Aakash Exploration Services Ltd Share Price Management Discussions

i) Industry Structure and Development

The global oil and gas industry continues to play a critical role in meeting the worlds energy requirements. Despite the rising focus on renewable energy, oil and natural gas remain the dominant sources of energy, particularly in developing economies like India.

India is the third-largest consumer of crude oil and petroleum products globally, with significant import dependency. However, the Government of India is actively promoting domestic exploration and production (E&P) through policies such as the Hydrocarbon Exploration and Licensing Policy (HELP), Open Acreage Licensing Policy (OALP), and the Discovered Small Fields (DSF) Policy, which aim to reduce import dependence and increase domestic production.

Technological advancements, digital oilfields, and improved seismic imaging are also supporting efficient exploration and enhanced recovery rates in the oil and gas sector.

Aakash Exploration Services Limited is Indias leading Solution provider to the Energy sector. We carry the vision to become major contributors to Indias Gas based economy with a focus on people, environment, innovation and technology. Our mission is to maximize stakeholders value by providing efficient services to ensure sustainable growth while catering to the needs of customers, partners, employees and society at large. The Management team comprising one of the Director is looking after day-to-day management of the company.

ii) Opportunities and Threats

Opportunities

Government Policy Support: Initiatives such as HELP and OALP encourage private sector participation in upstream oil and gas exploration.

Growing Energy Demand: With rising industrialization and urbanization, domestic demand for hydrocarbons continues to grow.

Technological Advancements: Enhanced Oil Recovery (EOR) techniques, horizontal drilling, and digital monitoring improve operational efficiency.

Strategic Partnerships: Collaborations with global oilfield service providers can help access expertise and advanced technology.

Threats

Volatility in Crude Prices: Fluctuating global crude oil prices directly impact profitability and capital expenditure planning.

Regulatory Risks: Stringent environmental and safety regulations may increase compliance costs.

Geopolitical Uncertainties: Political instability in oil-exporting countries and global trade tensions can disrupt supply chains.

Energy Transition Risks: Increasing investments in renewables and electric mobility may gradually impact long-term oil demand. iii) Outlook

With favorable government policies and ongoing emphasis on increasing domestic oil and gas production, the Company is well-positioned to capitalize on upcoming opportunities in the exploration and production (E&P) sector.

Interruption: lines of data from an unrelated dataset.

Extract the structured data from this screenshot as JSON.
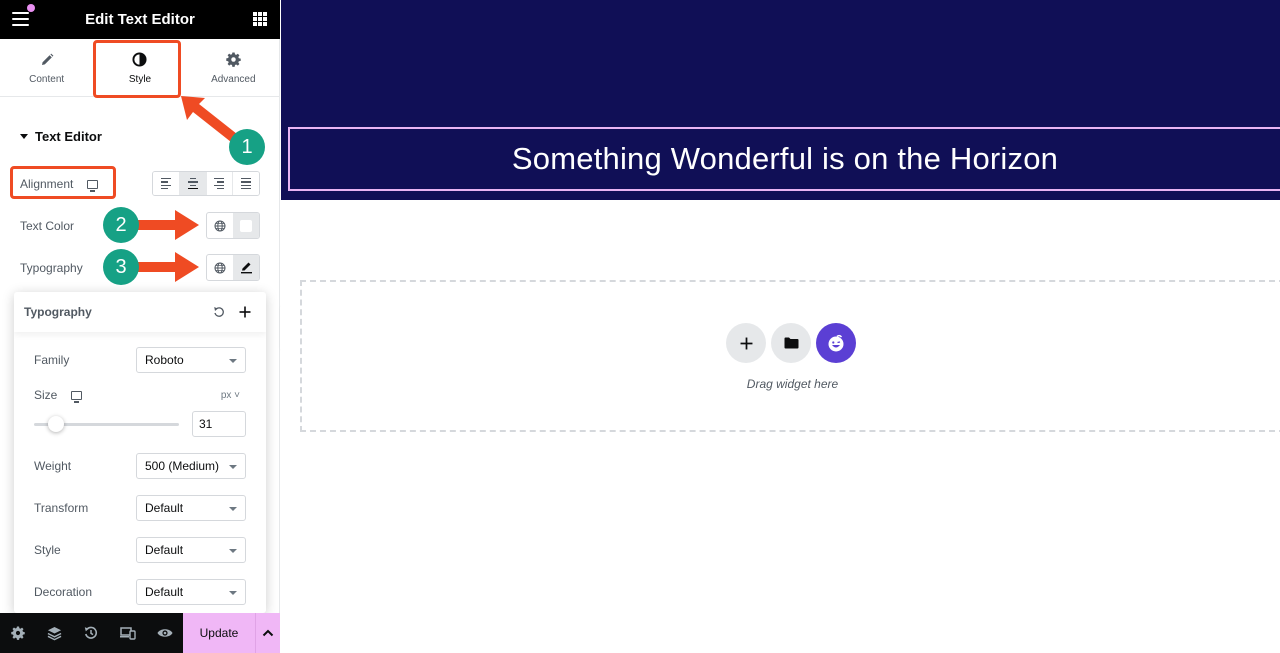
{
  "panel": {
    "title": "Edit Text Editor",
    "tabs": [
      {
        "label": "Content",
        "icon": "pencil-icon"
      },
      {
        "label": "Style",
        "icon": "half-circle-icon",
        "active": true
      },
      {
        "label": "Advanced",
        "icon": "gear-icon"
      }
    ],
    "section_title": "Text Editor",
    "controls": {
      "alignment_label": "Alignment",
      "alignment_options": [
        "left",
        "center",
        "right",
        "justify"
      ],
      "alignment_selected": "center",
      "text_color_label": "Text Color",
      "typography_label": "Typography"
    }
  },
  "typography_popover": {
    "title": "Typography",
    "family_label": "Family",
    "family_value": "Roboto",
    "size_label": "Size",
    "size_unit": "px",
    "size_value": "31",
    "size_slider_fraction": 0.15,
    "weight_label": "Weight",
    "weight_value": "500 (Medium)",
    "transform_label": "Transform",
    "transform_value": "Default",
    "style_label": "Style",
    "style_value": "Default",
    "decoration_label": "Decoration",
    "decoration_value": "Default"
  },
  "footer": {
    "icons": [
      "settings-icon",
      "layers-icon",
      "history-icon",
      "responsive-icon",
      "preview-icon"
    ],
    "update_label": "Update"
  },
  "annotations": {
    "badges": [
      "1",
      "2",
      "3"
    ],
    "color": "#ef4b23",
    "badge_color": "#16a185"
  },
  "canvas": {
    "heading": "Something Wonderful is on the Horizon",
    "hero_color": "#100f56",
    "dropzone_text": "Drag widget here"
  }
}
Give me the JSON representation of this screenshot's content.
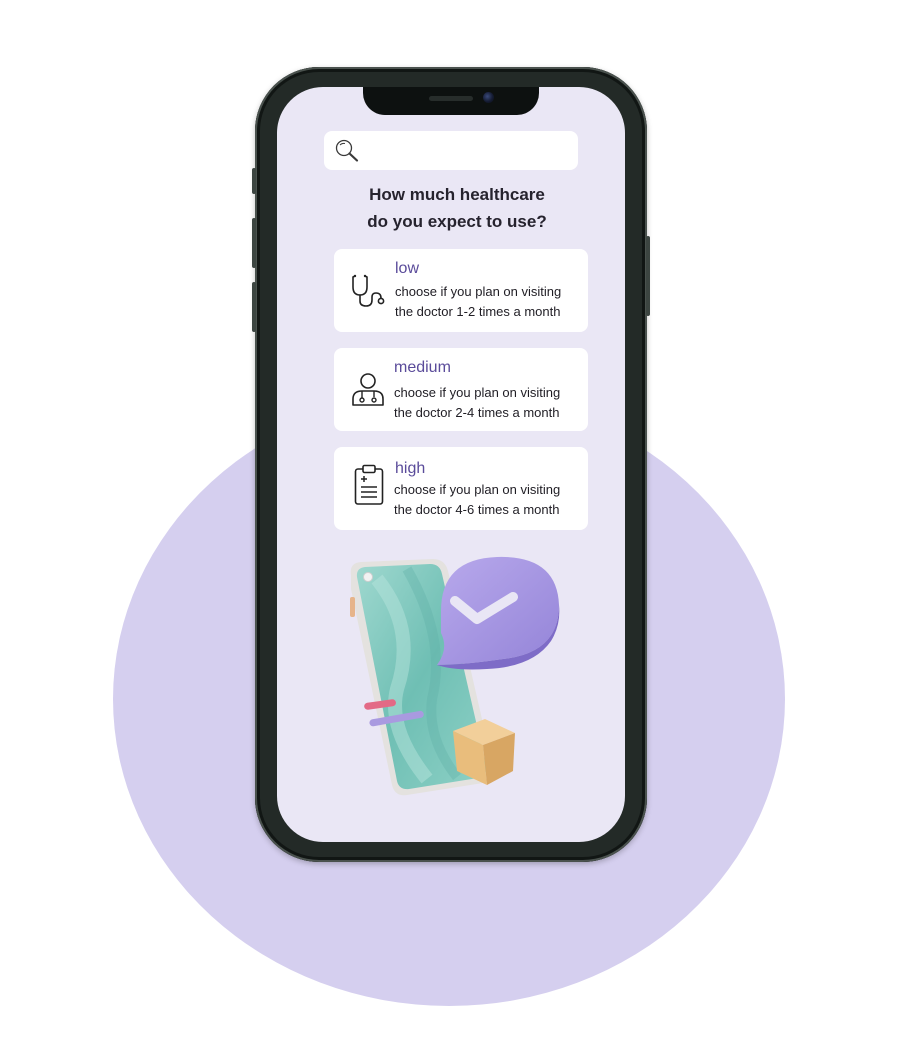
{
  "search": {
    "placeholder": "",
    "icon": "magnifier-icon"
  },
  "question": {
    "line1": "How much healthcare",
    "line2": "do you expect to use?"
  },
  "options": [
    {
      "title": "low",
      "desc_line1": "choose if you plan on visiting",
      "desc_line2": "the doctor 1-2 times a month",
      "icon": "stethoscope-icon"
    },
    {
      "title": "medium",
      "desc_line1": "choose if you plan on visiting",
      "desc_line2": "the doctor 2-4 times a month",
      "icon": "doctor-icon"
    },
    {
      "title": "high",
      "desc_line1": "choose if you plan on visiting",
      "desc_line2": "the doctor 4-6 times a month",
      "icon": "clipboard-icon"
    }
  ],
  "colors": {
    "background_circle": "#d5cfef",
    "screen_background": "#eae7f5",
    "accent_title": "#5a4b9a",
    "text_dark": "#26232e"
  }
}
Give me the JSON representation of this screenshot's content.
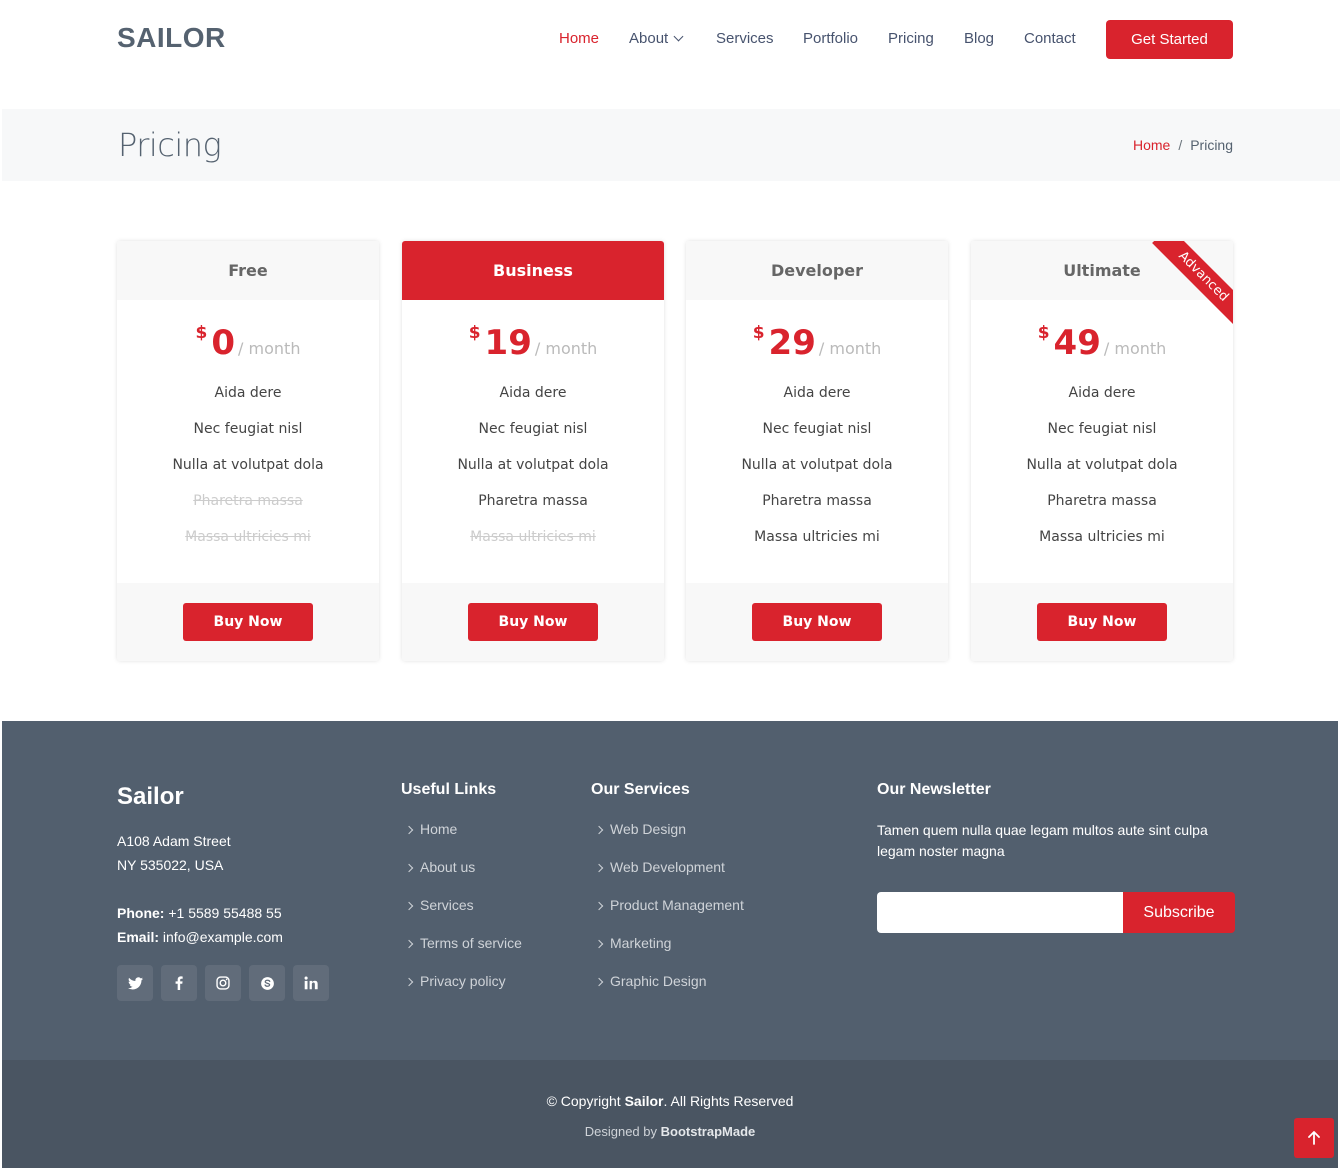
{
  "header": {
    "logo": "SAILOR",
    "nav": [
      {
        "label": "Home",
        "active": true
      },
      {
        "label": "About",
        "dropdown": true
      },
      {
        "label": "Services"
      },
      {
        "label": "Portfolio"
      },
      {
        "label": "Pricing"
      },
      {
        "label": "Blog"
      },
      {
        "label": "Contact"
      }
    ],
    "cta": "Get Started"
  },
  "breadcrumbs": {
    "title": "Pricing",
    "home": "Home",
    "separator": "/",
    "current": "Pricing"
  },
  "pricing": {
    "currency": "$",
    "period": "/ month",
    "button_label": "Buy Now",
    "plans": [
      {
        "name": "Free",
        "price": "0",
        "featured": false,
        "ribbon": "",
        "features": [
          {
            "text": "Aida dere",
            "available": true
          },
          {
            "text": "Nec feugiat nisl",
            "available": true
          },
          {
            "text": "Nulla at volutpat dola",
            "available": true
          },
          {
            "text": "Pharetra massa",
            "available": false
          },
          {
            "text": "Massa ultricies mi",
            "available": false
          }
        ]
      },
      {
        "name": "Business",
        "price": "19",
        "featured": true,
        "ribbon": "",
        "features": [
          {
            "text": "Aida dere",
            "available": true
          },
          {
            "text": "Nec feugiat nisl",
            "available": true
          },
          {
            "text": "Nulla at volutpat dola",
            "available": true
          },
          {
            "text": "Pharetra massa",
            "available": true
          },
          {
            "text": "Massa ultricies mi",
            "available": false
          }
        ]
      },
      {
        "name": "Developer",
        "price": "29",
        "featured": false,
        "ribbon": "",
        "features": [
          {
            "text": "Aida dere",
            "available": true
          },
          {
            "text": "Nec feugiat nisl",
            "available": true
          },
          {
            "text": "Nulla at volutpat dola",
            "available": true
          },
          {
            "text": "Pharetra massa",
            "available": true
          },
          {
            "text": "Massa ultricies mi",
            "available": true
          }
        ]
      },
      {
        "name": "Ultimate",
        "price": "49",
        "featured": false,
        "ribbon": "Advanced",
        "features": [
          {
            "text": "Aida dere",
            "available": true
          },
          {
            "text": "Nec feugiat nisl",
            "available": true
          },
          {
            "text": "Nulla at volutpat dola",
            "available": true
          },
          {
            "text": "Pharetra massa",
            "available": true
          },
          {
            "text": "Massa ultricies mi",
            "available": true
          }
        ]
      }
    ]
  },
  "footer": {
    "brand": "Sailor",
    "address_line1": "A108 Adam Street",
    "address_line2": "NY 535022, USA",
    "phone_label": "Phone:",
    "phone": "+1 5589 55488 55",
    "email_label": "Email:",
    "email": "info@example.com",
    "socials": [
      "twitter-icon",
      "facebook-icon",
      "instagram-icon",
      "skype-icon",
      "linkedin-icon"
    ],
    "useful_links_title": "Useful Links",
    "useful_links": [
      "Home",
      "About us",
      "Services",
      "Terms of service",
      "Privacy policy"
    ],
    "services_title": "Our Services",
    "services": [
      "Web Design",
      "Web Development",
      "Product Management",
      "Marketing",
      "Graphic Design"
    ],
    "newsletter_title": "Our Newsletter",
    "newsletter_text": "Tamen quem nulla quae legam multos aute sint culpa legam noster magna",
    "subscribe_label": "Subscribe",
    "copyright_prefix": "© Copyright",
    "copyright_brand": "Sailor",
    "copyright_suffix": ". All Rights Reserved",
    "designed_by_prefix": "Designed by",
    "designed_by": "BootstrapMade"
  },
  "colors": {
    "accent": "#d9232d",
    "footer_bg": "#525f6e",
    "footer_bottom_bg": "#4a5562"
  }
}
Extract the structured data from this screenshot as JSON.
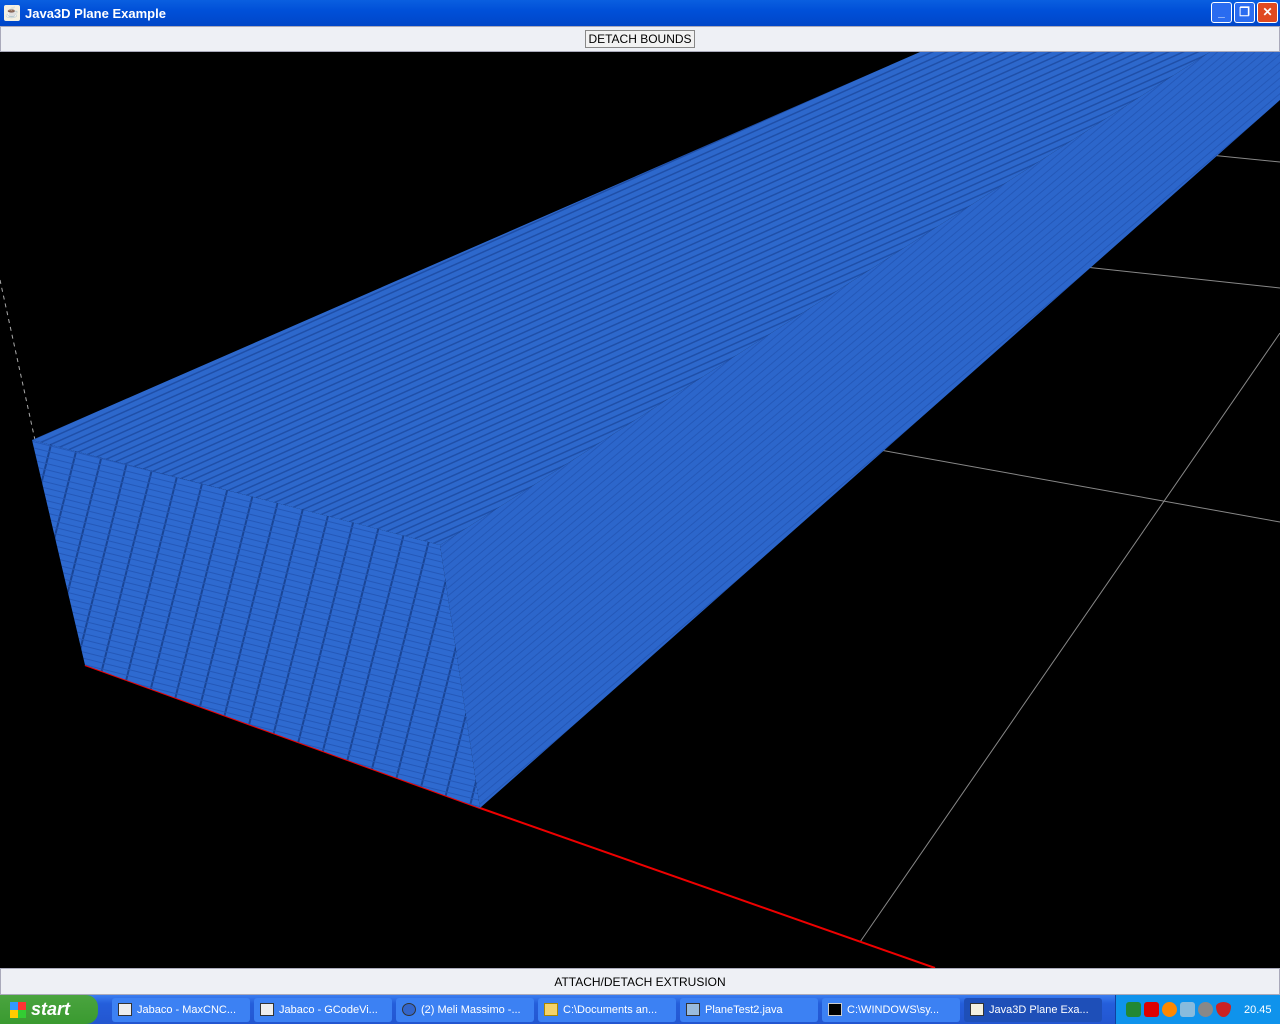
{
  "window": {
    "title": "Java3D Plane Example",
    "minimize": "_",
    "maximize": "❐",
    "close": "✕"
  },
  "top_button": "DETACH BOUNDS",
  "bottom_button": "ATTACH/DETACH EXTRUSION",
  "scene": {
    "box_color": "#2b66c9",
    "background": "#000000"
  },
  "taskbar": {
    "start": "start",
    "tasks": [
      {
        "label": "Jabaco - MaxCNC...",
        "icon": "window-icon"
      },
      {
        "label": "Jabaco - GCodeVi...",
        "icon": "window-icon"
      },
      {
        "label": "(2) Meli Massimo -...",
        "icon": "messenger-icon"
      },
      {
        "label": "C:\\Documents an...",
        "icon": "folder-icon"
      },
      {
        "label": "PlaneTest2.java",
        "icon": "editor-icon"
      },
      {
        "label": "C:\\WINDOWS\\sy...",
        "icon": "console-icon"
      },
      {
        "label": "Java3D Plane Exa...",
        "icon": "java-icon",
        "active": true
      }
    ],
    "clock": "20.45"
  }
}
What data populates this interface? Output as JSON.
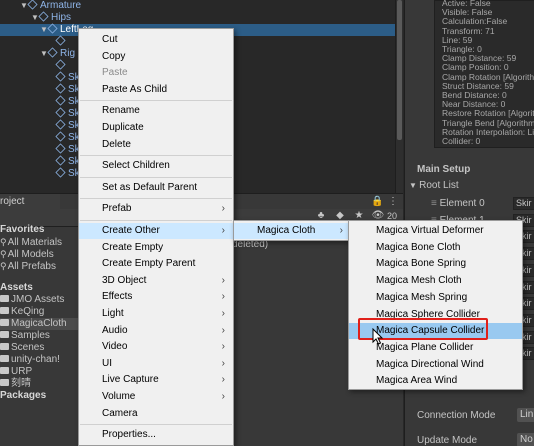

Key focus areas for the future include:

Expansion of service fleet and equipment modernization

Leveraging technology for cost optimization and safety enhancement

Strengthening long-term contracts with key clients like ONGC, Oil India, and Cairn Vedanta

Exploring adjacent service verticals such as offshore support and pipeline maintenance

Given the sustained demand for oilfield services and a strong order book, the Company remains optimistic about steady growth in the coming years.

iv) Risk & Concerns

Operational Risks: Dependence on large contracts from PSU oil companies exposes the Company to bidding competition and margin pressures.

Price Volatility: Variations in crude oil prices may affect exploration budgets of client companies.

Environmental and Safety Risks: Oilfield operations carry inherent environmental and occupational hazards requiring strict compliance with safety standards.

Currency Fluctuations: Exchange rate volatility may impact costs, particularly for imported equipment and spare parts.

v) Internal Control system and their adequacy

The Company has a robust system of internal controls commensurate with the nature of its business and size of operations. Regular internal audits, risk assessments, and compliance reviews ensure that all transactions are properly authorized, recorded, and reported.

Audit observations and recommendations are periodically reviewed by the Audit Committee, and corrective measures are implemented promptly.

vi) Financial performance with respect to operational performance

The Company reported a Total Income of 9,978.29 lakhs in FY 2024-25 compared to 9,282.37 lakhs in FY 2023-24, representing growth of 6.45%.

However, Profit After Tax declined to 184.08 lakhs in FY 2024-25 from 620.36 lakhs in FY 2023-24, primarily due to increased operating expenses and competitive pricing pressures in the oilfield services segment.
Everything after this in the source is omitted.